Hi. I'm talking about birth control. I am not happy with the healthcare system and have not had good experiences. So, allow me and yourself to vent, and I'd appreciate some advice.
First off, I was on Yaz. I felt more tired, kind of depressive and changes in my mood. I wasn't sure if this was also caused by a bad relationship. Or was the relationship bad because I was moody? Not sure which goes with which, meaning who the heck was I then, and what the heck caused it? That is not a reassuring thing at all...
That has also been off the market. I'm not too knowledgeable. Whether the doctors prescribed it to the wrong people or it really affected people the wrong way.
I was around 18 and noticed changes in my body, so I looked things up and thought I was pregnant. I was being ridiculous, truthfully. But, I was frantic and panicking, and went from x to y, and there was no comfort. There was no check up after taking birth control. Hello. If I take something that is messing with my system, please make sure that everything stays okay...

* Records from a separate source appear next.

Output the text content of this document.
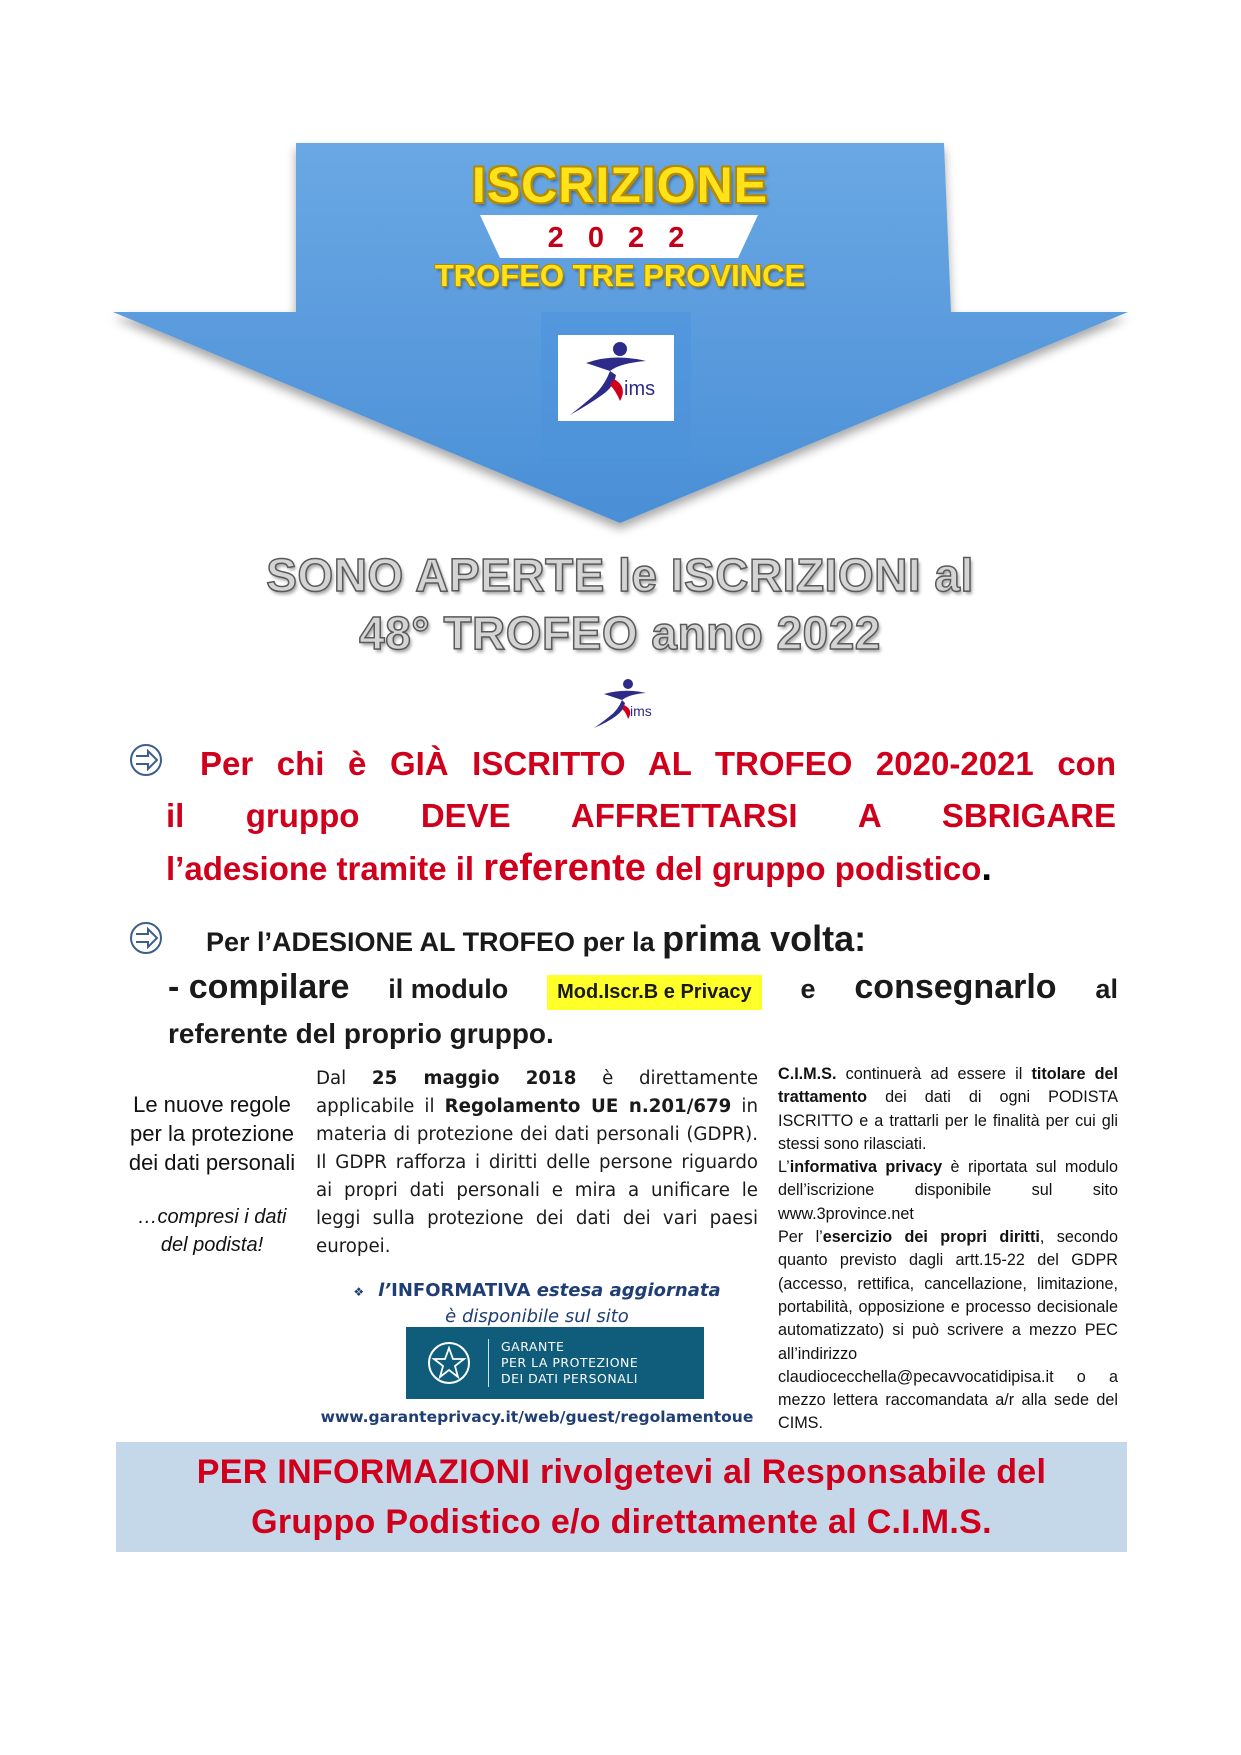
ISCRIZIONE
2 0 2 2
TROFEO TRE PROVINCE
ims
SONO APERTE le ISCRIZIONI al
48° TROFEO anno 2022
ims
Per chi è GIÀ ISCRITTO AL TROFEO 2020-2021 con
il gruppo DEVE AFFRETTARSI A SBRIGARE
l’adesione tramite il referente del gruppo podistico.
Per l’ADESIONE AL TROFEO per la prima volta:
- compilare il modulo	Mod.Iscr.B e Privacy	e consegnarlo al
referente del proprio gruppo.
Le nuove regole per la protezione dei dati personali
…compresi i dati del podista!
Dal 25 maggio 2018 è direttamente applicabile il Regolamento UE n.201/679 in materia di protezione dei dati personali (GDPR). Il GDPR rafforza i diritti delle persone riguardo ai propri dati personali e mira a unificare le leggi sulla protezione dei dati dei vari paesi europei.
❖ l’INFORMATIVA estesa aggiornata
è disponibile sul sito
GARANTE
PER LA PROTEZIONE
DEI DATI PERSONALI
www.garanteprivacy.it/web/guest/regolamentoue
C.I.M.S. continuerà ad essere il titolare del trattamento dei dati di ogni PODISTA ISCRITTO e a trattarli per le finalità per cui gli stessi sono rilasciati.
L’informativa privacy è riportata sul modulo dell’iscrizione disponibile sul sito www.3province.net
Per l’esercizio dei propri diritti, secondo quanto previsto dagli artt.15-22 del GDPR (accesso, rettifica, cancellazione, limitazione, portabilità, opposizione e processo decisionale automatizzato) si può scrivere a mezzo PEC all’indirizzo claudiocecchella@pecavvocatidipisa.it o a mezzo lettera raccomandata a/r alla sede del CIMS.
PER INFORMAZIONI rivolgetevi al Responsabile del
Gruppo Podistico e/o direttamente al C.I.M.S.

So, paranoid there. Then, I go to a gynecologist. She is quick in and out the door. Makes me wait for god knows why, comes back, makes small talk while she's 'investigating' me, doesn't talk about birth control or I don't think she fully grasped my situation. Didn't give me time to talk about it. Said things like encouraging me to have sex, if I use a condom, and that it's good to once in a while. Like it's an option only.. So not personal and unprofessional. And to get a gynecologist or a doctor, I have to wait so long, go through one person, one place to the next. No one fucking cares.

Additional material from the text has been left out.